At first glance, this would seem to be a run-of-the-mill story of an unfortunate fire that threatened the local economy of a small Wisconsin town.

However, the real intrigue of this particular story was only about to unfold.

Bruce Kroll, a handson owner who worked in the restaurant alongside his employees, was fully aware of the important role that his workers play.

For that reason, he made the decision to continue paying the 40 employees for six months while the restaurant was being rebuilt.

True enough, his insurance paid the employee payroll for the first 60 days; however, Kroll actually paid the remaining four months of paychecks, almost $144,000, out of his own pocket.

It should be noted that this wasn’t a completely magnanimous act.

Kroll did make one request of his employees during the six-month period the restaurant was closed.
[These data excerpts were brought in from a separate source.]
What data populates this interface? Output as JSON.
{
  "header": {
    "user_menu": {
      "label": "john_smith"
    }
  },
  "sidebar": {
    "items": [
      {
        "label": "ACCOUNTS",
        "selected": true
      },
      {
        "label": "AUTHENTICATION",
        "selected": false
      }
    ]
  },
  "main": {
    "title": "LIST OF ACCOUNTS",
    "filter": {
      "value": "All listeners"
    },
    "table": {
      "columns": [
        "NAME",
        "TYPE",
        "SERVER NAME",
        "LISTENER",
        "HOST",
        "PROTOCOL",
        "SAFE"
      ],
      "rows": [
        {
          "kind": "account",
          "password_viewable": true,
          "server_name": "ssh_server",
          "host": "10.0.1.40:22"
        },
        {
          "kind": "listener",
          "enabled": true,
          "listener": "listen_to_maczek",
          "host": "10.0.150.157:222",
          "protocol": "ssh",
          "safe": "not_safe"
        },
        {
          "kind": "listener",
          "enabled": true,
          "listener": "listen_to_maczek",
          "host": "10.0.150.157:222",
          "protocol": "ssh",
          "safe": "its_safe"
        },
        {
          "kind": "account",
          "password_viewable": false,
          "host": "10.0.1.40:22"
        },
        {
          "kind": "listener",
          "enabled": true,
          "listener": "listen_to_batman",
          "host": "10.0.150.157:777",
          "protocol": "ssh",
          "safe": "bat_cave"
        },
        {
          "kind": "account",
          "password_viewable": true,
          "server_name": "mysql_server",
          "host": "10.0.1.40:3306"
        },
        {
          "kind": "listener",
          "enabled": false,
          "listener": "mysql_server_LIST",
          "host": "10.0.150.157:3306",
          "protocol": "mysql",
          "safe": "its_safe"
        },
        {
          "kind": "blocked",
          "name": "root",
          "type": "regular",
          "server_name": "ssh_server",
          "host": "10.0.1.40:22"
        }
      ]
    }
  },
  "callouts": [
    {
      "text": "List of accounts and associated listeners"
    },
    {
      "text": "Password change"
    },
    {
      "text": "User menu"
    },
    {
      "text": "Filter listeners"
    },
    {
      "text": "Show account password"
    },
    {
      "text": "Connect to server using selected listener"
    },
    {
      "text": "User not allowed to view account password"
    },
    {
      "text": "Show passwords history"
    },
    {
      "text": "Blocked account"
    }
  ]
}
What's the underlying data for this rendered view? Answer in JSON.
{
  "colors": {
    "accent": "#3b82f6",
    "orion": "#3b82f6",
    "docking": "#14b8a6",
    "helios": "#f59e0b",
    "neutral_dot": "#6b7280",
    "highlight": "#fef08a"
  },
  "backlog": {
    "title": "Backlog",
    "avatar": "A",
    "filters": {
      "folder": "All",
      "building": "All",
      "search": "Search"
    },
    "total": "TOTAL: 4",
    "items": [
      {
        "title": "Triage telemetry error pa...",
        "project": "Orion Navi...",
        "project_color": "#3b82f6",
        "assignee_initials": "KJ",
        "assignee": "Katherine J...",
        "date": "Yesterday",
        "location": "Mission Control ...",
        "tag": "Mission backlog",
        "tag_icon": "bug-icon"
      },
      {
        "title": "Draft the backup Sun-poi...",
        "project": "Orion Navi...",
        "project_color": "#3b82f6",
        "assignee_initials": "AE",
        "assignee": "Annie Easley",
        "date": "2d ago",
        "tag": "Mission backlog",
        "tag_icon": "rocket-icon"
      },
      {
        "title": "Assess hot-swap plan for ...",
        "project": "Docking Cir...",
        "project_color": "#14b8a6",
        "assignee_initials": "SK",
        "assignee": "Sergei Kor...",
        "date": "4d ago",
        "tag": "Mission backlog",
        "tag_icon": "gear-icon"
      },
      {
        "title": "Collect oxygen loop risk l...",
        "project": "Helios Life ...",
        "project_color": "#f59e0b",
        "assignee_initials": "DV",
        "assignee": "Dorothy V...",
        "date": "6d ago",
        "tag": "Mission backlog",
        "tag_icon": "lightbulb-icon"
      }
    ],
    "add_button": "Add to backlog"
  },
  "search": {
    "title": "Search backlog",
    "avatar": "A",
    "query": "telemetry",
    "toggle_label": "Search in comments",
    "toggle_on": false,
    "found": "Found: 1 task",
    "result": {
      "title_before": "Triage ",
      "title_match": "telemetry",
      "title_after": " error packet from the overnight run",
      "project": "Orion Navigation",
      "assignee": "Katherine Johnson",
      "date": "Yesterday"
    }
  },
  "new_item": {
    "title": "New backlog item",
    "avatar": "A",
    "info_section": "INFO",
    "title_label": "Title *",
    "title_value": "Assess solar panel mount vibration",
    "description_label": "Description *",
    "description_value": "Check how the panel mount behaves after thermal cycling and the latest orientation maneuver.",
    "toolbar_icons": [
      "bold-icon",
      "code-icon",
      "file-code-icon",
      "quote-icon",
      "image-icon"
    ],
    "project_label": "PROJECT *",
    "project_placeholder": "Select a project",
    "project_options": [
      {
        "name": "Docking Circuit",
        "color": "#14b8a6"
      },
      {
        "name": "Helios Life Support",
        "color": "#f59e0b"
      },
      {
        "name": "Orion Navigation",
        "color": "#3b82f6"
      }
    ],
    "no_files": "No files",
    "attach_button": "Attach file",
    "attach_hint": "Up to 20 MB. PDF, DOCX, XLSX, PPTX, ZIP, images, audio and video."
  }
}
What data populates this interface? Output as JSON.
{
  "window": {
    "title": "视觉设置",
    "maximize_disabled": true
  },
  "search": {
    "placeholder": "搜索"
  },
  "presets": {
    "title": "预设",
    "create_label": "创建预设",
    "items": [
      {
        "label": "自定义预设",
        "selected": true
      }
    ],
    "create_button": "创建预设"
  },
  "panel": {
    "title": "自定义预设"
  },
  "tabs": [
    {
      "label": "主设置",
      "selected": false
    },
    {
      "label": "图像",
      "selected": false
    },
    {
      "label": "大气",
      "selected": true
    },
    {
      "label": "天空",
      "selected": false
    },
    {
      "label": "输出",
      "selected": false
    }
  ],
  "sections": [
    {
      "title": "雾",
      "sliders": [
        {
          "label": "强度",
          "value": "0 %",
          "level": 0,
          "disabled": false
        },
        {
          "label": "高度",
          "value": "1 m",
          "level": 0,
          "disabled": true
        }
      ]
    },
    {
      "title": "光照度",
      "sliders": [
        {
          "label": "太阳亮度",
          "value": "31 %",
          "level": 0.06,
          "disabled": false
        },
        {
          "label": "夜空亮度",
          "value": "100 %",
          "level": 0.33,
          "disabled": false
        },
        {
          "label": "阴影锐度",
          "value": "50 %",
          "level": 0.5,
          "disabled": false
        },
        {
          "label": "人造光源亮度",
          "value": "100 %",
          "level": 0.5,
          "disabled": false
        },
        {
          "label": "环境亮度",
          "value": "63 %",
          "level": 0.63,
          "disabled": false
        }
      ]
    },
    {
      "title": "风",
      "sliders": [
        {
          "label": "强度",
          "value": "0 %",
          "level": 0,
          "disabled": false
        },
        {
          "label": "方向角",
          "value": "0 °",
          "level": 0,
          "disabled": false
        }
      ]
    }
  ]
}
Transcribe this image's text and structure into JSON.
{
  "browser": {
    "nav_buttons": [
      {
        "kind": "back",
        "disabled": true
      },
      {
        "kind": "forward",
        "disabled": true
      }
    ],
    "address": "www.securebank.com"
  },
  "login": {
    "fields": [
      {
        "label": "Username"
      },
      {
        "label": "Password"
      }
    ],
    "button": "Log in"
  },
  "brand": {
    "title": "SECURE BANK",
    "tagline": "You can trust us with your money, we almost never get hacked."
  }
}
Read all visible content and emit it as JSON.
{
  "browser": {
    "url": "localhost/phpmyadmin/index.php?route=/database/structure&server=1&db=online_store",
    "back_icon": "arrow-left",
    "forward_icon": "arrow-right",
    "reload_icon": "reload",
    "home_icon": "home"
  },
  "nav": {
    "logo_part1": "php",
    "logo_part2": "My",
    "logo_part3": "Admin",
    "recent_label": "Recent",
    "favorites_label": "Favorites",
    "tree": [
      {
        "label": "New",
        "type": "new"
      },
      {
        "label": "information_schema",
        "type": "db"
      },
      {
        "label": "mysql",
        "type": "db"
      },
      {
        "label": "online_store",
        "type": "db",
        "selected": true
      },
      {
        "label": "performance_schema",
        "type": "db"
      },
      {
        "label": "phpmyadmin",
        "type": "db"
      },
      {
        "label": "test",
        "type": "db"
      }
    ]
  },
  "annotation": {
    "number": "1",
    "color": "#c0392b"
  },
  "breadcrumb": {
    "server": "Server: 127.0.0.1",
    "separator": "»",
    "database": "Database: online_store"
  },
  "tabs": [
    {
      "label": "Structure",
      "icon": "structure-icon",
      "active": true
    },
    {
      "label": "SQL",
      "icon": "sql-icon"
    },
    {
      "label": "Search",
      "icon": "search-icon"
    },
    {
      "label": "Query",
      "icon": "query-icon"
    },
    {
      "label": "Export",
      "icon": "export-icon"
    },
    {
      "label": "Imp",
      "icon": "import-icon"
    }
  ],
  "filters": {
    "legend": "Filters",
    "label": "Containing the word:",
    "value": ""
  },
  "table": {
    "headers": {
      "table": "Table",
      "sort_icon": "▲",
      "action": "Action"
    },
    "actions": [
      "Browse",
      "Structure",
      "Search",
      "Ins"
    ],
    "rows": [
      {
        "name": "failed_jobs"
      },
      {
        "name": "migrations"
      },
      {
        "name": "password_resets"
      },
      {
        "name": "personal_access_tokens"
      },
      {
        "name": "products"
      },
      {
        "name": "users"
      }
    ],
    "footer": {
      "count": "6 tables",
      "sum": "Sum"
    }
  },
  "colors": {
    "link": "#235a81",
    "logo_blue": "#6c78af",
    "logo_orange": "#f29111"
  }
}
He wanted them to volunteer their time to help the community.

His employees responded in-kind, by performing a sundry of volunteer activities all for the greater good of the community in which they live.

This is truly a remarkable and heart-warming story, especially in this day and age.

When one considers that workers, for the most part, find themselves under constant siege: struggling to maintain their collective bargaining rights; while fighting to raise the minimum wage to a respectable level.

Bruce Kroll is clearly a man who is in business for the long-haul, and not just money.

Through his unselfish act, he has shown that he values and cares deeply about the people who help make his business a success.

This is a sound and compassionate business approach that Walmart, McDonald’s and corporate America all should emulate.